La conspiración más grande se fragua en las afueras.
La mente traduce todos los sonidos, en voces; todos los ruidos, en pasos que se aceleran.
En medio de la oscuridad, el cuerpo febril trata de mantenerse quieto, pero el temblor provocado por la ansiedad no se detiene.
Es entonces cuando el jovencito ruega a Dios por serenidad, implora por misericordia. Pero las palabras no tienen eco. Y los constantes llamados a la calma desaparecen cuando sus ojos caen en la ventana. El joven cuerpo se estremece de terror. "¡Son ellos! ¡Están aquí!", piensa el muchacho mientras se derrumba su fe. No hay serenidad.
El ritual se repite una vez más. Afuera se fragua un plan malévolo. Los autos pasan, y la mente retorcida crea uno, dos, tres escenarios adversos, pensaba en el objetivo de toda esta operación: atraparlo, dañarlo, exponer sus miedos. La mente vuelve a repasar los sonidos, la visión se pierde en la oscuridad. Sombras danzan por todos lados, y los más íntimos temores se apoderan del ánimo.
Sólo la pequeña luz que sale de la ventana vuelve a la realidad los sentidos del delgado, frágil y exhausto joven.
Prueba posicionarse como un feto; mala idea. Trata de conciliar el sueño boca arriba, es imposible. Da vueltas en la cama intentando descansar, pero no lo logra. Es el infierno en la tierra. Es la mismísima mano del hacedor del mal que toma su alma, su paz... su ser.
Vuelve a ver a la ventana y mira una sombra. "¡Están afuera!", las palabras explotan en el cerebro del joven. El sudor se apodera de su cuerpo. La sombra se mezcla con los sonidos creados por su mente. Se prepara para lo peor.
La impotencia se apodera de él, "llora, llora para desatar este nudo de preocupación, por favor ¡hazlo!", se dice a si mismo. No hay respuesta. No puede derramar lágrimas. En un acto desenfrenado, pide que los intrusos muestren su rostro. Los invita a pasar: "¡vengan por mí, vamos que esperan!"... pero no hay réplica.

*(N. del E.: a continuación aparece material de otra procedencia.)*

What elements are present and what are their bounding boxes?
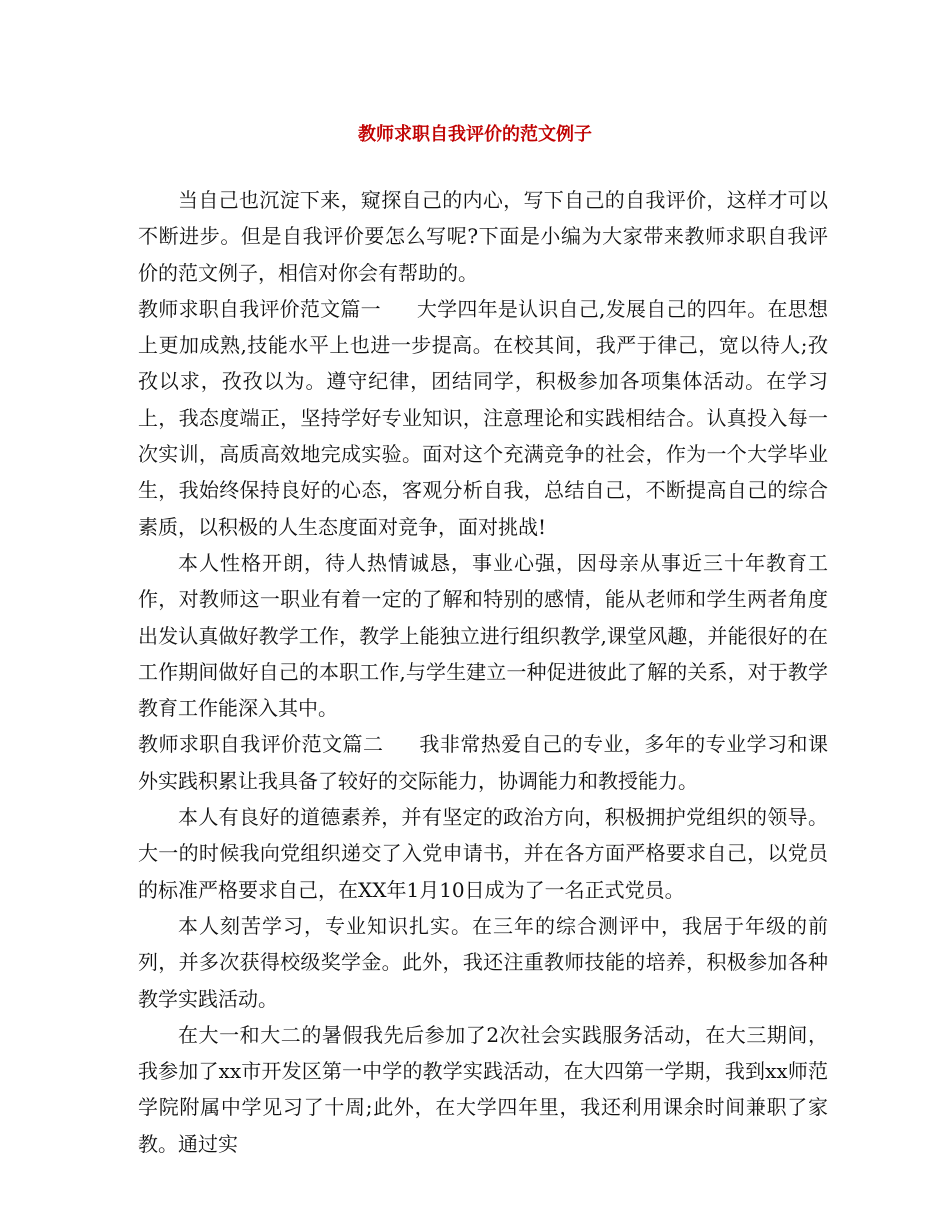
section-1-paragraph-2: 本人性格开朗，待人热情诚恳，事业心强，因母亲从事近三十年教育工作，对教师这一职业有着一定的了解和特别的感情，能从老师和学生两者角度出发认真做好教学工作，教学上能独立进行组织教学,课堂风趣，并能很好的在工作期间做好自己的本职工作,与学生建立一种促进彼此了解的关系，对于教学教育工作能深入其中。 bbox=[138, 550, 828, 721]
document-title: 教师求职自我评价的范文例子 bbox=[358, 124, 592, 145]
document-body bbox=[138, 182, 828, 1162]
section-2-first-paragraph bbox=[138, 726, 828, 799]
section-1-first-text: 大学四年是认识自己,发展自己的四年。在思想上更加成熟,技能水平上也进一步提高。在校其间，我严于律己，宽以待人;孜孜以求，孜孜以为。遵守纪律，团结同学，积极参加各项集体活动。在学习上，我态度端正，坚持学好专业知识，注意理论和实践相结合。认真投入每一次实训，高质高效地完成实验。面对这个充满竞争的社会，作为一个大学毕业生，我始终保持良好的心态，客观分析自我，总结自己，不断提高自己的综合素质，以积极的人生态度面对竞争，面对挑战! bbox=[138, 296, 829, 539]
section-2-paragraph-4: 在大一和大二的暑假我先后参加了2次社会实践服务活动，在大三期间，我参加了xx市开发区第一中学的教学实践活动，在大四第一学期，我到xx师范学院附属中学见习了十周;此外，在大学四年里，我还利用课余时间兼职了家教。通过实 bbox=[138, 1022, 828, 1156]
intro-paragraph: 当自己也沉淀下来，窥探自己的内心，写下自己的自我评价，这样才可以不断进步。但是自我评价要怎么写呢?下面是小编为大家带来教师求职自我评价的范文例子，相信对你会有帮助的。 bbox=[138, 188, 828, 285]
section-2-paragraph-3: 本人刻苦学习，专业知识扎实。在三年的综合测评中，我居于年级的前列，并多次获得校级奖学金。此外，我还注重教师技能的培养，积极参加各种教学实践活动。 bbox=[138, 913, 828, 1011]
section-2-first-text: 我非常热爱自己的专业，多年的专业学习和课外实践积累让我具备了较好的交际能力，协调能力和教授能力。 bbox=[138, 732, 829, 793]
section-1-heading: 教师求职自我评价范文篇一 bbox=[138, 296, 381, 321]
section-2-heading: 教师求职自我评价范文篇二 bbox=[138, 732, 384, 757]
section-1-first-paragraph bbox=[138, 291, 828, 545]
section-2-paragraph-2: 本人有良好的道德素养，并有坚定的政治方向，积极拥护党组织的领导。大一的时候我向党组织递交了入党申请书，并在各方面严格要求自己，以党员的标准严格要求自己，在XX年1月10日成为了一名正式党员。 bbox=[138, 805, 828, 902]
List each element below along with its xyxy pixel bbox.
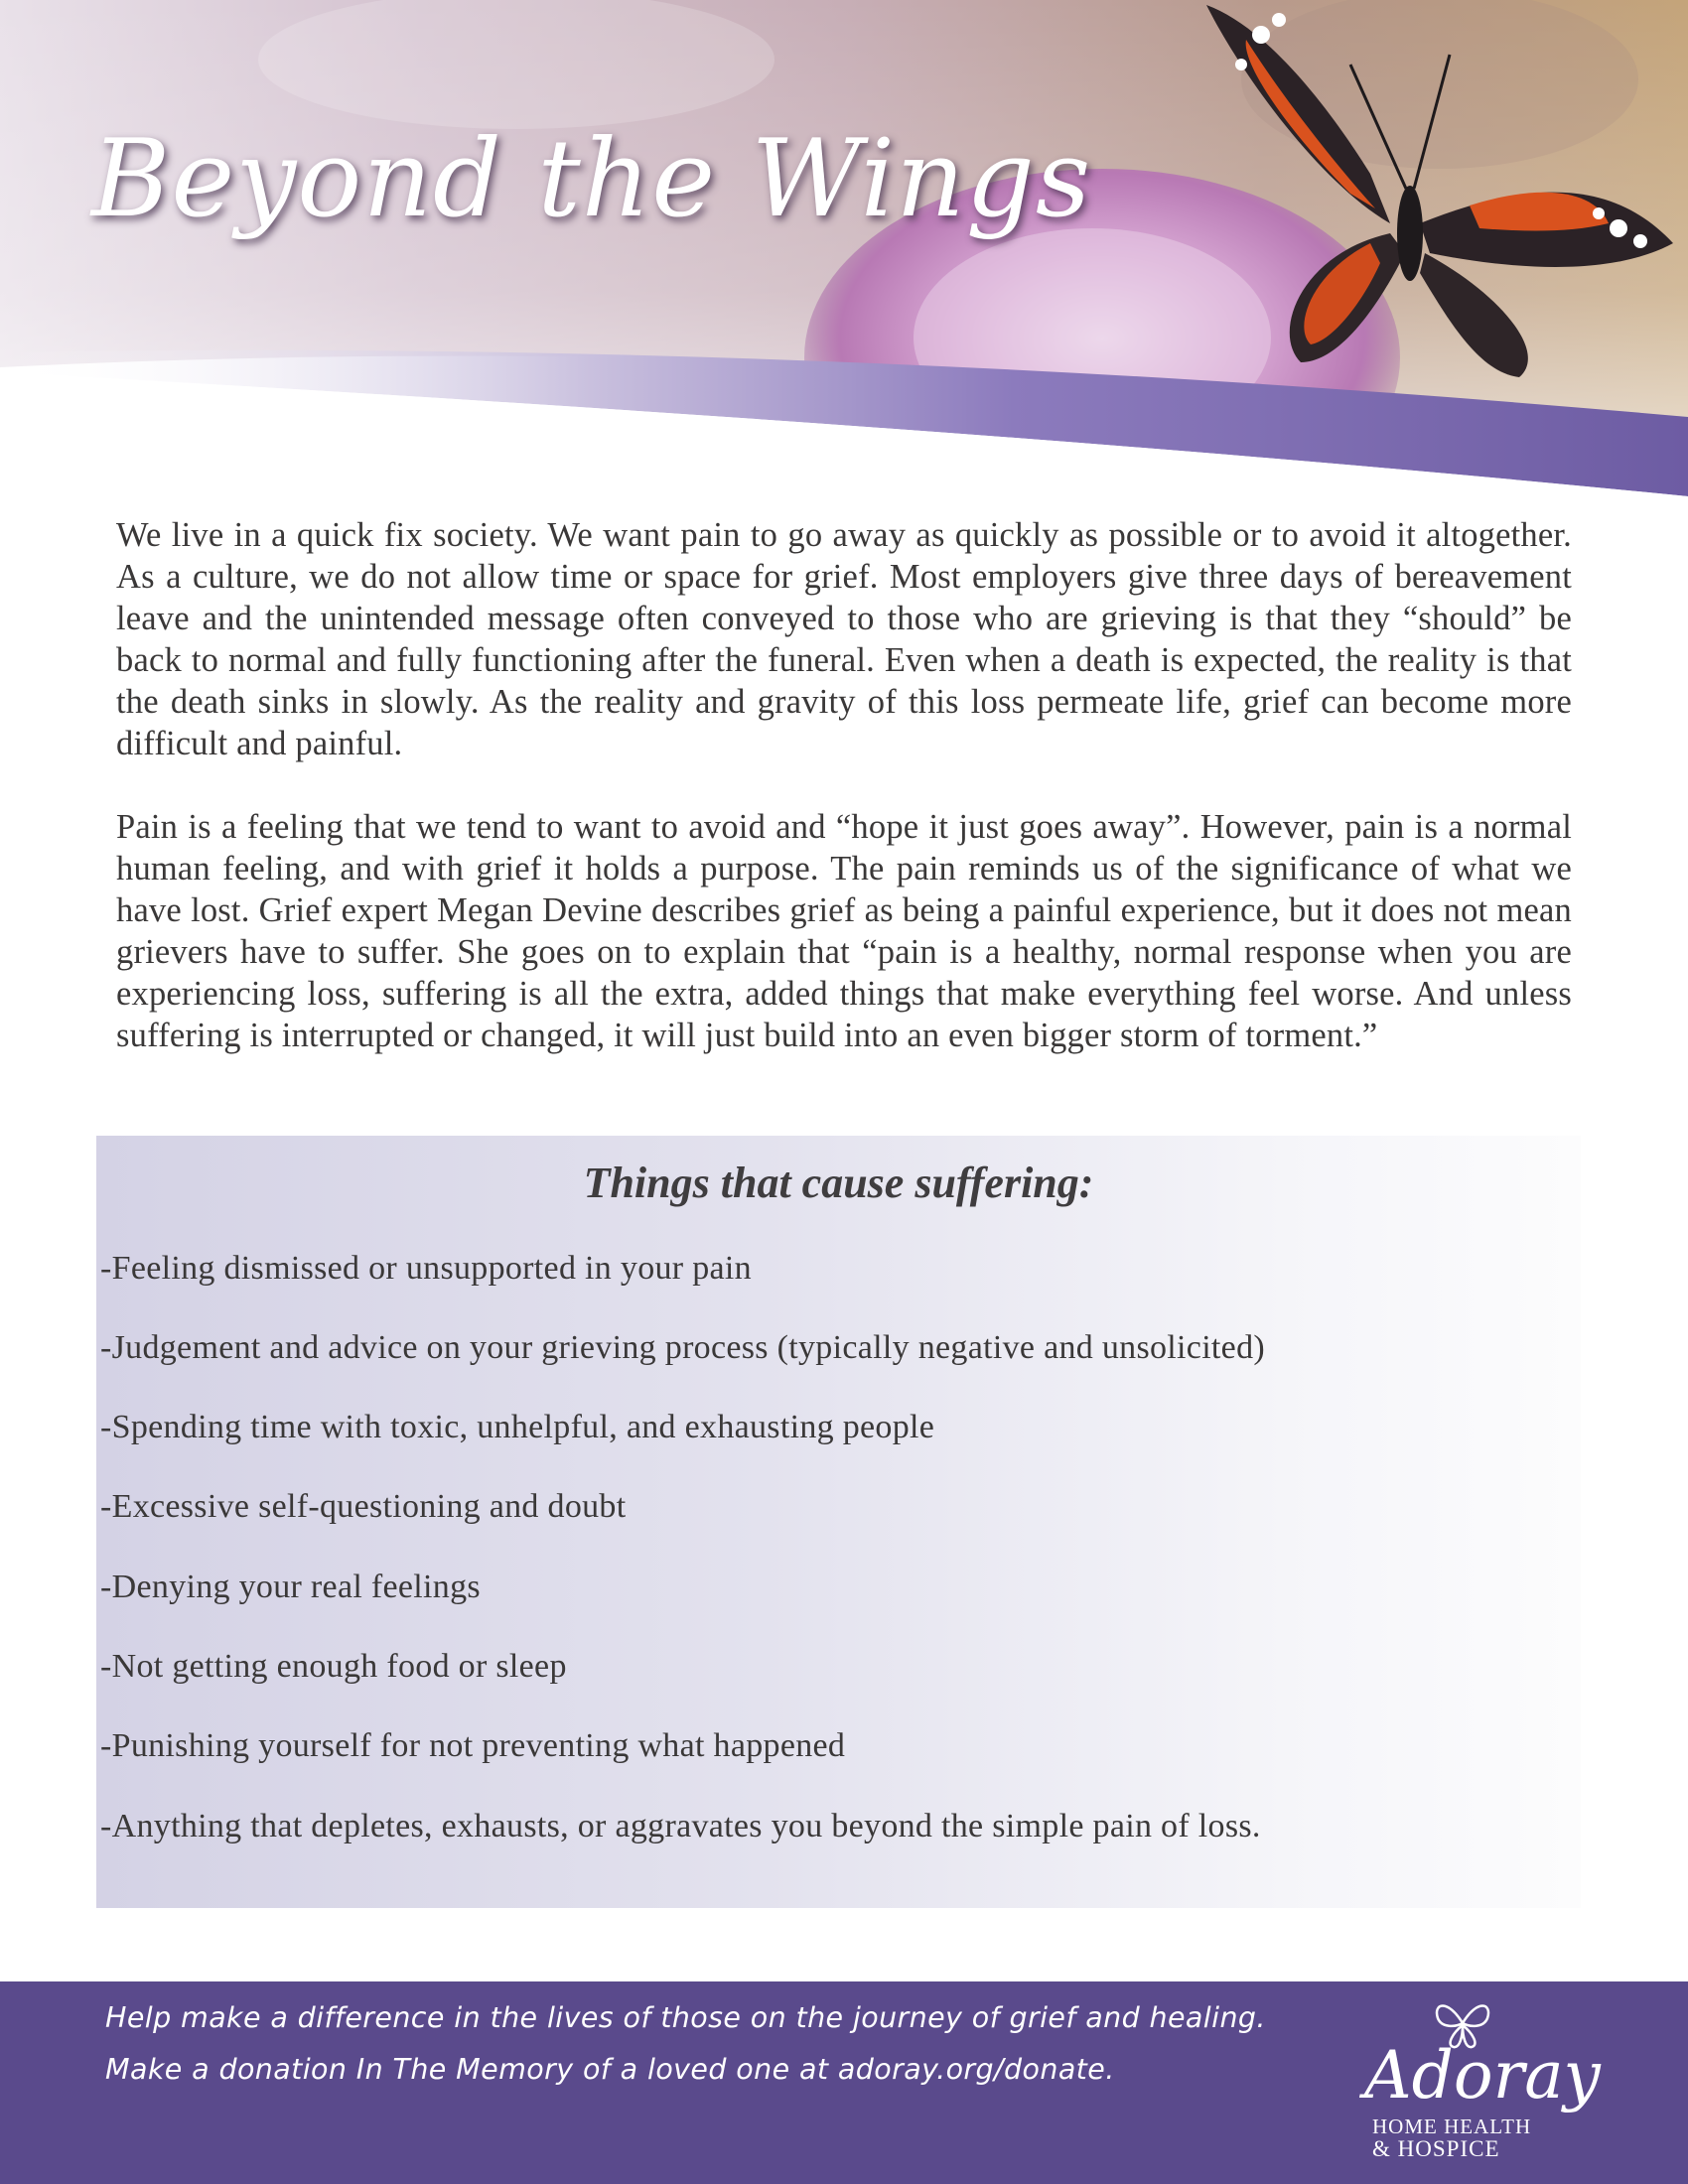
list-item: -Denying your real feelings [100,1569,481,1605]
pain-paragraph: Pain is a feeling that we tend to want to avoid and “hope it just goes away”. However, pain is a normal human feeling, and with grief it holds a purpose. The pain reminds us of the significance of what we have lost. Grief expert Megan Devine describes grief as being a painful experience, but it does not mean grievers have to suffer. She goes on to explain that “pain is a healthy, normal response when you are experiencing loss, suffering is all the extra, added things that make everything feel worse. And unless suffering is interrupted or changed, it will just build into an even bigger storm of torment.” [116,808,1572,1054]
suffering-heading: Things that cause suffering: [583,1159,1094,1207]
donation-link-text[interactable]: Make a donation In The Memory of a loved one at adoray.org/donate. [105,2053,1115,2086]
logo-subtitle-home-health: HOME HEALTH [1372,2115,1532,2138]
logo-subtitle-hospice: & HOSPICE [1372,2136,1500,2161]
logo-name: Adoray [1364,2037,1601,2114]
intro-paragraph: We live in a quick fix society. We want pain to go away as quickly as possible or to avoid it altogether. As a culture, we do not allow time or space for grief. Most employers give three days of bereavement leave and the unintended message often conveyed to those who are grieving is that they “should” be back to normal and fully functioning after the funeral. Even when a death is expected, the reality is that the death sinks in slowly. As the reality and gravity of this loss permeate life, grief can become more difficult and painful. [116,516,1572,762]
butterfly-on-flower-photo [0,0,1688,506]
list-item: -Feeling dismissed or unsupported in your pain [100,1250,752,1287]
footer-banner [0,1981,1688,2184]
list-item: -Excessive self-questioning and doubt [100,1488,627,1525]
suffering-list-box [96,1136,1581,1908]
header-banner [0,0,1688,506]
adoray-logo[interactable] [1358,1991,1607,2180]
list-item: -Anything that depletes, exhausts, or aggravates you beyond the simple pain of loss. [100,1808,1261,1844]
list-item: -Not getting enough food or sleep [100,1648,567,1685]
list-item: -Punishing yourself for not preventing what happened [100,1727,846,1764]
page-title: Beyond the Wings [91,117,1092,241]
list-item: -Judgement and advice on your grieving process (typically negative and unsolicited) [100,1329,1265,1366]
list-item: -Spending time with toxic, unhelpful, and exhausting people [100,1409,935,1445]
donation-appeal: Help make a difference in the lives of those on the journey of grief and healing. [105,2001,1266,2034]
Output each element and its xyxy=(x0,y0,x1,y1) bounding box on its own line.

Se frota su rostro, el sudor, la piel grasienta, los ojos ardiendo. Lamenta la condena de vivir de esa forma, con miedo. Han pasado horas desde que comenzó la danza de los demonios. Pone sus pies descalzos en el suelo frío y polvoso, con esfuerzo se atreve a llegar hasta el interruptor. Se hace la luz. Quiere ver el reloj, pero no quiere sentir dolor en el pecho por el tiempo perdido.
Asombro. El joven se da cuenta que sólo pasaron dos horas y media desde que comenzó a ver la ventana, esperando que las sombras se fueran, o entraran de lleno a su aposento. En el lapso de locura, el chico creyó que pasaron al menos seis horas. Un golpe de alivio lo reanima. Perdiendo toda pena, pasa de la preocupación a la rebeldía.
Se viste rápidamente, se coloca cualquier par de zapatos, toma dinero y su chaqueta.
Eran las 9:00 de la noche de un sábado de septiembre, y la ciudad lo esperaba para otra ronda de pecados, para elevar su alma hasta un cielo sin Dios. Sabía que el momento era como un elevador: tenía un final e irremediablemente tendría que bajar hasta el mismo infierno.
Pero ya estaba tomada la decisión. Sus pies estaban presurosos de pecar, sale de la casa y ve al mundo en calma. No había conspiración, no había nadie. El joven exhala con dificultad, "todo fue mentira, no había nadie, nunca lo hubo", se dijo en voz baja mientras caminaba hasta la esquina para abordar un taxi.
La ventana del auto no le genera ningún sentimiento. La mirada del conductor tampoco. Es un jovencito libre en busca de placeres, valía la pena morir de a poco por un momento, sólo un pequeño lapso de triunfo, de euforia, de diversión, de socializar. El taxi se aleja con el cuerpo encendido del joven, con el auto se van la fe, la paz y un futuro mejor. La noche adornaba el cielo estrellado, y también su corazón.